Жалостливо-приветливо встречали восставших жители попадавшихся на пути хуторов, выносили им навстречу ведра с водой, ковши с брагой хмельной, кувшины с молоком, караваи хлеба, куски сала и прочую снедь, наотрез отказывались от платы. Скрестив на груди руки, шептали старухи, смотря им вслед ей слезами на глазах:
- Защитники наши, храбрые казаки! Вот и мой тоже где-то на службе, и давно уже никаких весточек о нем нет.
Какой-нибудь старик с разметанными по ветру седыми волосами строго спрашивал:
- Самовольно, слышно, на Дон возвращаетесь? - И добавлял участливо: - Ну, теперь вам, станичники, надо крепко друг за друга держаться, не то порознь вас, как баранов, войсковая старшина перевяжет.

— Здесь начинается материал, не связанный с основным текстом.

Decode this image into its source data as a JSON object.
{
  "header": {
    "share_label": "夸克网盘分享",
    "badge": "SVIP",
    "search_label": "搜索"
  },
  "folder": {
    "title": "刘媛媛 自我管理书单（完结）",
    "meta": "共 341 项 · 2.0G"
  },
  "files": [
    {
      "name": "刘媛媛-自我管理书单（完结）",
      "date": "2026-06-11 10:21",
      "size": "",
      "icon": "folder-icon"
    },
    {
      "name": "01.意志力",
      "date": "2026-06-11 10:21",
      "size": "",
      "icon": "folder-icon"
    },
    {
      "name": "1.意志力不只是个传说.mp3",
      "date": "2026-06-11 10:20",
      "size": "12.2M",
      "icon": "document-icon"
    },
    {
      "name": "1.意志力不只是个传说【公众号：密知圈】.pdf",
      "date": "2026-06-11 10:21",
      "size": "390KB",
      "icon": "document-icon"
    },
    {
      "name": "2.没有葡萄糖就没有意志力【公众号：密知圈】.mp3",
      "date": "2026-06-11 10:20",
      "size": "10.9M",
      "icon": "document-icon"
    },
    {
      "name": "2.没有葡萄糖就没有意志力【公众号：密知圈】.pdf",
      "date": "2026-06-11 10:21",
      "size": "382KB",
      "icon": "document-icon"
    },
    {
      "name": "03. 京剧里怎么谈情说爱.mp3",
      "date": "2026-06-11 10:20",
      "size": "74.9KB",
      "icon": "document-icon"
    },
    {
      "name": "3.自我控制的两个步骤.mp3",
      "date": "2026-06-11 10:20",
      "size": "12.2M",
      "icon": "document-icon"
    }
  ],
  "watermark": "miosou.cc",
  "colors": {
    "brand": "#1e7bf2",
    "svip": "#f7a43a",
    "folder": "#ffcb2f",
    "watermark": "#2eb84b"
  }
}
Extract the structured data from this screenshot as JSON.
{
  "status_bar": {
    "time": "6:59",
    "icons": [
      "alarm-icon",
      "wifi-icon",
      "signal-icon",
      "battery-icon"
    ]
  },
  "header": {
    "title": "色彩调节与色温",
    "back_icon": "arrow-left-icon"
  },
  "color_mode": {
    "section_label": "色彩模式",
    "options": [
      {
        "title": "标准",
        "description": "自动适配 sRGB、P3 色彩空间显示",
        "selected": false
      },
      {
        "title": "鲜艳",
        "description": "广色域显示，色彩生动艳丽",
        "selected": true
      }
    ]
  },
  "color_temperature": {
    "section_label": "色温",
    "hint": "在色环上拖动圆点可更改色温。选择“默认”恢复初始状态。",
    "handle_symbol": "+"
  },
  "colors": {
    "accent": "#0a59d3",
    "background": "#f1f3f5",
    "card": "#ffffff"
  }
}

На подходе к Черкасску-городу остановились казаки ночевать на высоком кургане. Стреножили коней и легли спать, подложив под головы седла. Легли и Денисов с Костиным. Над ними развернулся темно-синий полог неба, ярко расшитый узорами звезд.
Сонно стрекотали кузнечики, изредка раздавались задорный свист-сусликов, тревожные крики ночных птиц.
Павел думал: "Надо нам держаться кучно, сплотиться всем вместе. Велика заслуга Белогорохова, что довел он всех нас до Черкасска, ни один казак пока не отметнулся в свою родную станицу. А все же слишком осторожен Никита: чую я, не согласится пойти на открытую войну, верит, что царица непричастна к приказу о переселении, либо, если даже и подписала тот приказ, обманом подпись ее добыли".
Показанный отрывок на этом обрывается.